元母平生最恨就是阮家老狐狸精和小狐狸野种,一听元父的话就炸了,“我什么时候生了两个儿子我怎么不知道?我只有东隅一个儿子!”
元父恨恨得看了一眼元母,“你倒是想生,你生得了……”
元东隅笑着打断,“父亲,我是小兔崽子的话,你是什么?老兔子?”
“住嘴!一个个的都给我住嘴!”浑厚的苍老声音怒喝,元东隅爷爷睁开一直闭着的眼睛,“宋家人还在,你们倒是先吵起来。”
被冷落许久的宋婉容母亲拍桌子,重新闪亮登场,“对,我来这儿不是听你们吵架浪费时间的。”
“那你想怎么做?”元东隅手肘撑在沙发的皮质扶手上,他现在只一心想要完结所有的麻烦。
“你,去给我女儿道歉!这事儿不能轻易算了,还要赔偿我女儿的精神损失费和名誉损失费。”
元母一听对方要钱,细长得柳叶眉立刻倒竖。
元东隅很淡定,连眼睛都不眨一下,“多少钱?”
“五百万。”
元东隅笑了,“两个二百五。”
宋婉容母亲的脸气的都扭了。
“这点钱对我大哥来说不算什么。赔也是应该,好歹……宋小姐为你自杀了。”阮宗插嘴。
他就是想看元东隅出丑,看元东隅耗钱出血,还有气死那个占据着元家夫人正位的女葛朗台。(葛朗台,文学中有名的四大守财奴之一)
元东隅挑挑眉,“你那么关心宋婉容,这笔钱你来出?”
阮宗很无辜,两手一摊,“大哥,这跟我有什么关系?我也是为你着想。这件事要是处理不好,以后谁敢嫁女儿到我们家来?”

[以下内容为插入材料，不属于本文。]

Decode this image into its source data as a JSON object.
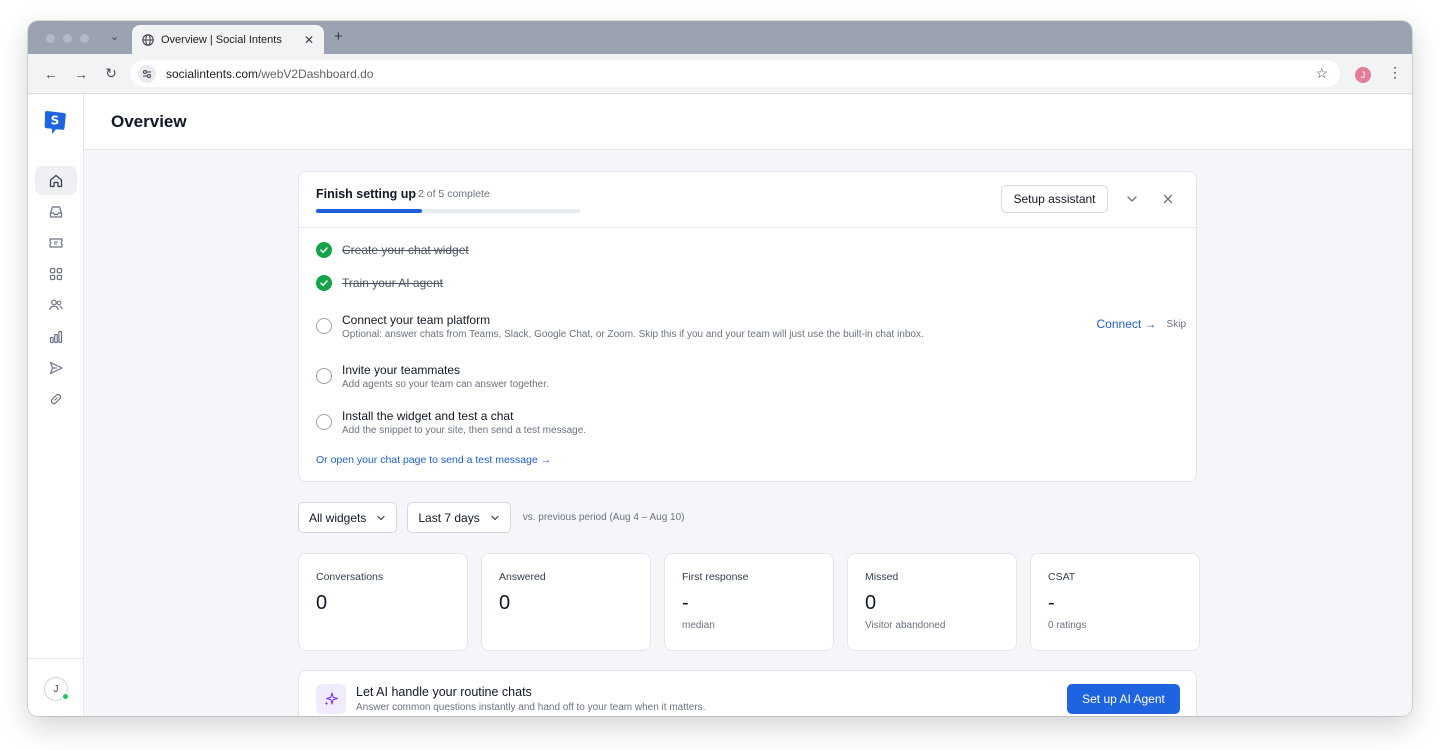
{
  "browser": {
    "tab_title": "Overview | Social Intents",
    "tab_close": "✕",
    "new_tab": "+",
    "tab_dropdown": "⌄",
    "url_host": "socialintents.com",
    "url_path": "/webV2Dashboard.do",
    "profile_initial": "J",
    "back": "←",
    "forward": "→",
    "reload": "↻",
    "star": "☆",
    "menu": "⋮"
  },
  "header": {
    "title": "Overview"
  },
  "sidebar": {
    "items": [
      {
        "name": "home",
        "active": true
      },
      {
        "name": "inbox",
        "active": false
      },
      {
        "name": "tickets",
        "active": false
      },
      {
        "name": "apps",
        "active": false
      },
      {
        "name": "team",
        "active": false
      },
      {
        "name": "reports",
        "active": false
      },
      {
        "name": "campaigns",
        "active": false
      },
      {
        "name": "integrations",
        "active": false
      }
    ],
    "user_initial": "J"
  },
  "setup": {
    "title": "Finish setting up",
    "progress_text": "2 of 5 complete",
    "progress": 0.4,
    "assistant_button": "Setup assistant",
    "tasks": [
      {
        "title": "Create your chat widget",
        "done": true
      },
      {
        "title": "Train your AI agent",
        "done": true
      },
      {
        "title": "Connect your team platform",
        "desc": "Optional: answer chats from Teams, Slack, Google Chat, or Zoom. Skip this if you and your team will just use the built-in chat inbox.",
        "done": false,
        "action": "Connect →",
        "skip": "Skip"
      },
      {
        "title": "Invite your teammates",
        "desc": "Add agents so your team can answer together.",
        "done": false
      },
      {
        "title": "Install the widget and test a chat",
        "desc": "Add the snippet to your site, then send a test message.",
        "done": false
      }
    ],
    "open_chat_link": "Or open your chat page to send a test message →"
  },
  "filters": {
    "widget_select": "All widgets",
    "period_select": "Last 7 days",
    "compare_text": "vs. previous period (Aug 4 – Aug 10)"
  },
  "stats": [
    {
      "label": "Conversations",
      "value": "0",
      "sub": ""
    },
    {
      "label": "Answered",
      "value": "0",
      "sub": ""
    },
    {
      "label": "First response",
      "value": "-",
      "sub": "median"
    },
    {
      "label": "Missed",
      "value": "0",
      "sub": "Visitor abandoned"
    },
    {
      "label": "CSAT",
      "value": "-",
      "sub": "0 ratings"
    }
  ],
  "ai_banner": {
    "title": "Let AI handle your routine chats",
    "desc": "Answer common questions instantly and hand off to your team when it matters.",
    "button": "Set up AI Agent"
  },
  "colors": {
    "accent": "#1e63e0",
    "success": "#16a34a",
    "online": "#22c55e"
  }
}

“原来你是担心自己娶不到媳妇……”元东隅沉吟,眼皮一掀,阴沉沉的双眼直逼阮宗,“所以才费尽心机先睡了宋婉容?”
阮宗眼神里有一瞬间的惊慌。
元东隅这样整天不务正业招猫逗狗的人怎么会知道?明明他的保密工作做的那么好!
“你说什么呢?大哥,认错吧。别再推卸责任了。”阮宗一副好兄弟,我是为你着想的样子。
真令人恶心。
元东隅早就知道这个小逼崽子不安好心。
上次他和满非晚会出车祸,最大的嫌疑人就是阮宗。他要是死了,最大的受益人估计就是一直虎视眈眈的阮家母子俩。
元父第一个跳出来,一巴掌就要扇过来。
元东隅稳稳挡住了他落下来的手。
只是轻轻一挥,元父被那股力道震得往后退了三步才站稳。
元父脸上露出不敢置信。
一股恐慌隐隐从心里头升起来。
老了,老了,连不孝子都管教不了了。
元东隅嘴角微牵,“我是君子,不想强人所难。宋婉容心有所属,在和我订婚之后,还和阮宗出入酒店。偷偷摸摸的,我都替她难受。我可不想让她跟她母亲一样,走一条曲折的路,才嫁给真爱啊。”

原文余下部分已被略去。